New piece here about some recent silliness from Oliver Stone. Highlights:
The problem continues with Stone's statement that flows of drug money in Mexico are larger than those from tourism, oil, or remittances. Estimates for the value of the Mexican drug trade are all over the map, but the most rigorous analyses have concluded that export revenue from the drug trade is far lower than Stone suggests. Alejandro Hope, for instance, places the figure somewhere between $4.7 to $8.1 billion, while the RAND Corporation estimates that Mexican traffickers earn roughly $6.6 billion per year from sending drugs to the US.
In contrast, remittances sent by Mexicans living abroad in 2011 amounted to $22.7 billion. Mexico’s tourist trade, notwithstanding the nation’s unfortunate image in the international press, still managed to generate $11.9 billion in 2010. Stone's claim is even further from the mark with regard to oil: the revenues for Pemex, the national oil company, amounted to $125 billion in 2011.
Consequently, Stone’s statement that the Mexican economy “would die” without drug money drifts into the terrain of the indefensible. Unfortunately, Stone is not alone in this exaggerated view of drug money’s role in the Mexican economy. One story, put forward by authors like Richard Grant and Charles Bowden, holds that a 2001 study by CISEN, Mexico’s intelligence agency, found that an end to the drug trade would result in a 63 percent contraction of the Mexican economy.
The study is not public -- citing a story from El Diario de Juarez, Bowden wrote that it was leaked to the media in 2001, though InSight Crime's online search for the original study turned up nothing. It is difficult to know, therefore, if its authors were perhaps making a more nuanced point that was lost in subsequent references to it. However, the scenario posited by Grant and Bowden, and the implicit idea that the Mexican economy would “die” without drug money, is simply absurd.
After the article's publication, Hope, who used to work for the agency, told me on Twitter that the CISEN study is nonexistent.
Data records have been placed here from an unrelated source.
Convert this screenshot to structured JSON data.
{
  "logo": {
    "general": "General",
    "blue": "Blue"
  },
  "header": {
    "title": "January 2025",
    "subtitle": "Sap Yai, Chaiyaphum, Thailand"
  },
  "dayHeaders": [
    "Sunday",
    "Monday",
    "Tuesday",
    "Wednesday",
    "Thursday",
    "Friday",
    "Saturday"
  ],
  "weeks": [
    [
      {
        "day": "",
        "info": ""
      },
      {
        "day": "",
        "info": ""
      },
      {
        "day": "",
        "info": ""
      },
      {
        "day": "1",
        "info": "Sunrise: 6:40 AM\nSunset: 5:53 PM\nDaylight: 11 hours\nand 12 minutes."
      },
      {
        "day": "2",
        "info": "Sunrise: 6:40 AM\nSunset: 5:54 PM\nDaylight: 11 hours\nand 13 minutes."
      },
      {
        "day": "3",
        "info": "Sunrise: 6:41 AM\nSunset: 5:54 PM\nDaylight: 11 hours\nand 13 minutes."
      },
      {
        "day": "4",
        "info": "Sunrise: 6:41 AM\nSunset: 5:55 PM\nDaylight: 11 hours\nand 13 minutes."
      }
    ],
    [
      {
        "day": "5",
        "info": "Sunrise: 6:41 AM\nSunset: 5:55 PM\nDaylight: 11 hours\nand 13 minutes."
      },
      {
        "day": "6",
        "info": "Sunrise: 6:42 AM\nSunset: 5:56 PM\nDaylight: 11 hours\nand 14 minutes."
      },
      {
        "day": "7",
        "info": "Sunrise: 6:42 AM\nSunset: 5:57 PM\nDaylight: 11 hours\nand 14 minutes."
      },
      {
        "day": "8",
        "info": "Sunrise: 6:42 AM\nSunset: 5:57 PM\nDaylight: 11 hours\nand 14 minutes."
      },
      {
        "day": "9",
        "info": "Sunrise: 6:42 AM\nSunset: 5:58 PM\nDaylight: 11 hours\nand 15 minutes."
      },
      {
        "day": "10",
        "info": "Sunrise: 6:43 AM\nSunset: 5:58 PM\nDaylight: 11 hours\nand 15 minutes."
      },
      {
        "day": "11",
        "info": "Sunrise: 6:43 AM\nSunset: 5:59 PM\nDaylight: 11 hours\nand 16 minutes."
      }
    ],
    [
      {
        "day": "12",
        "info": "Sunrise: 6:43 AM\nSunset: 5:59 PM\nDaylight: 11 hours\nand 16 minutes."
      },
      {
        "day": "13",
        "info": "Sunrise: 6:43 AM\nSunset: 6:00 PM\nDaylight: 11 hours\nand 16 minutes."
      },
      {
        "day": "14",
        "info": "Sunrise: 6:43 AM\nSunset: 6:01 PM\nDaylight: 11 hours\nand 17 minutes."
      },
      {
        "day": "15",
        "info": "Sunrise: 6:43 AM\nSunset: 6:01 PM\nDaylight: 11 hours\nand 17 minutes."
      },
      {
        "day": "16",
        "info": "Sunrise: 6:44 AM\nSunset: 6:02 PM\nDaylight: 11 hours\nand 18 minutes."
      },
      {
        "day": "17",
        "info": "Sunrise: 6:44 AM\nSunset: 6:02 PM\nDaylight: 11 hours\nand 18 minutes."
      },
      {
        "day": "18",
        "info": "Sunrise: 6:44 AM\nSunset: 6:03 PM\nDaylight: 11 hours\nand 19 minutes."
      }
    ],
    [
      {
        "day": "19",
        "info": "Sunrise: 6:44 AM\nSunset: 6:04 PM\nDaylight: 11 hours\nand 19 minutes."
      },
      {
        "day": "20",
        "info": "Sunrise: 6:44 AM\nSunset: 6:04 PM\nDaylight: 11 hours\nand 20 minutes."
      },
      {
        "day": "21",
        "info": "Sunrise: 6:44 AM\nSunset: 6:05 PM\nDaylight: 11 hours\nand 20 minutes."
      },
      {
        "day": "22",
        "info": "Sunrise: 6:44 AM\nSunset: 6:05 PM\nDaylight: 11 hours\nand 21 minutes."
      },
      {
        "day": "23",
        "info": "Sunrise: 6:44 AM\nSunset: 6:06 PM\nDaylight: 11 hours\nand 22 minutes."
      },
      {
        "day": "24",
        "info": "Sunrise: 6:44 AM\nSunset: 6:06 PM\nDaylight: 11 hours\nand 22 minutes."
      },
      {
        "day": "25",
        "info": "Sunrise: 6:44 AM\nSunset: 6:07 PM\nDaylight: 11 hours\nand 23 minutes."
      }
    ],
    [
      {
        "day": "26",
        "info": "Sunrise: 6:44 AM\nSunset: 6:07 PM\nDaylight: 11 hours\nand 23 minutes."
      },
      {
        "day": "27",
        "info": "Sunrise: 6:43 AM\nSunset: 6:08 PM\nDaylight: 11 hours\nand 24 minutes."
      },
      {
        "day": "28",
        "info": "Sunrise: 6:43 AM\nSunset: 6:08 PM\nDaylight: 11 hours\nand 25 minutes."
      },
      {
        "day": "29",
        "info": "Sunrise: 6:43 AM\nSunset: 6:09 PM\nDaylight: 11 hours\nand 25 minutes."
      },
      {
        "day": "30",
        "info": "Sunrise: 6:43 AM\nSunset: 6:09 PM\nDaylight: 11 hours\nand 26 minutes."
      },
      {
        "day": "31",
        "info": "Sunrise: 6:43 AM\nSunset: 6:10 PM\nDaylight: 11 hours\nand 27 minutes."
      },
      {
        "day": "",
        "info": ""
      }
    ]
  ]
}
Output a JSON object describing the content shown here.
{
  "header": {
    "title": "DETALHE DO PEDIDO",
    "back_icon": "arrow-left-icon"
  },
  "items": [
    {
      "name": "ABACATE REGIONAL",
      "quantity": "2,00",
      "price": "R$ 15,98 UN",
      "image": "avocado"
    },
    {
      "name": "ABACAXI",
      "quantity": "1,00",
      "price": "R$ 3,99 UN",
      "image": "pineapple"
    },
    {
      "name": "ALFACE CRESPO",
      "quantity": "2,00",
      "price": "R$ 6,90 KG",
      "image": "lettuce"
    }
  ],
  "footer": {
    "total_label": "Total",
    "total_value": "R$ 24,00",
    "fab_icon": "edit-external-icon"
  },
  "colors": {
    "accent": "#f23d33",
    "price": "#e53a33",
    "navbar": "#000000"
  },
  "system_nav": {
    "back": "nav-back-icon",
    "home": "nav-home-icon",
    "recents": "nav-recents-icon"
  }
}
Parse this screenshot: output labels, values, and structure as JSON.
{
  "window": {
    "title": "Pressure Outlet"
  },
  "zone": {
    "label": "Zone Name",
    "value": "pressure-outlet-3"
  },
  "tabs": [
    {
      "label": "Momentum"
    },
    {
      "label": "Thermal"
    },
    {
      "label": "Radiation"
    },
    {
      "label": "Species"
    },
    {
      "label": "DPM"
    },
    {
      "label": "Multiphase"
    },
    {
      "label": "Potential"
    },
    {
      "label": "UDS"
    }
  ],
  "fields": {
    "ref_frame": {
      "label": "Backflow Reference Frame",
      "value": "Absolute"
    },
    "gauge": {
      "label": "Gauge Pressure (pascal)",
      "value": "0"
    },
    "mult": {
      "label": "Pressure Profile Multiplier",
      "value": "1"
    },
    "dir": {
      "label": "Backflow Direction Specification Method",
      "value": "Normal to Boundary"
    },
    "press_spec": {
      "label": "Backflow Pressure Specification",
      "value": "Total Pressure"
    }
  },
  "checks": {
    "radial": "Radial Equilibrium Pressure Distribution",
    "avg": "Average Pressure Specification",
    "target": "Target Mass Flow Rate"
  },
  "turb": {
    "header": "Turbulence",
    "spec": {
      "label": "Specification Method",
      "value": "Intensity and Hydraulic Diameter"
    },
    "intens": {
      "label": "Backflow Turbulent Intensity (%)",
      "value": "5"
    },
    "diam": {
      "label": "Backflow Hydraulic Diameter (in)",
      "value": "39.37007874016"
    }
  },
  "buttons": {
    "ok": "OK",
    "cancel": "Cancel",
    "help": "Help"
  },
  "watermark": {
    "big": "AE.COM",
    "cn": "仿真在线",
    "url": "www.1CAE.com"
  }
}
Also, by way of comparison, it's worth noting that in 2011 the GDP in Libya, which suffered through a brutal civil war and the overthrow of the longstanding government, declined only by 60 percent.

4 comments:

Noel Maurer said...

I wish we were on the same platform: I'd love to reblog this.

pc said...

We need blogger and typepad to merge...as always, feel free to use whatever you like.

Mexfiles said...

I am gonna so cut and paste... it's more like Oliver Stone, Richard Grant and Charles Bowden's incomes would shrink by 63% without their bullshit.

pc said...

Ha! Please cut and paste away, thanks for the plugs.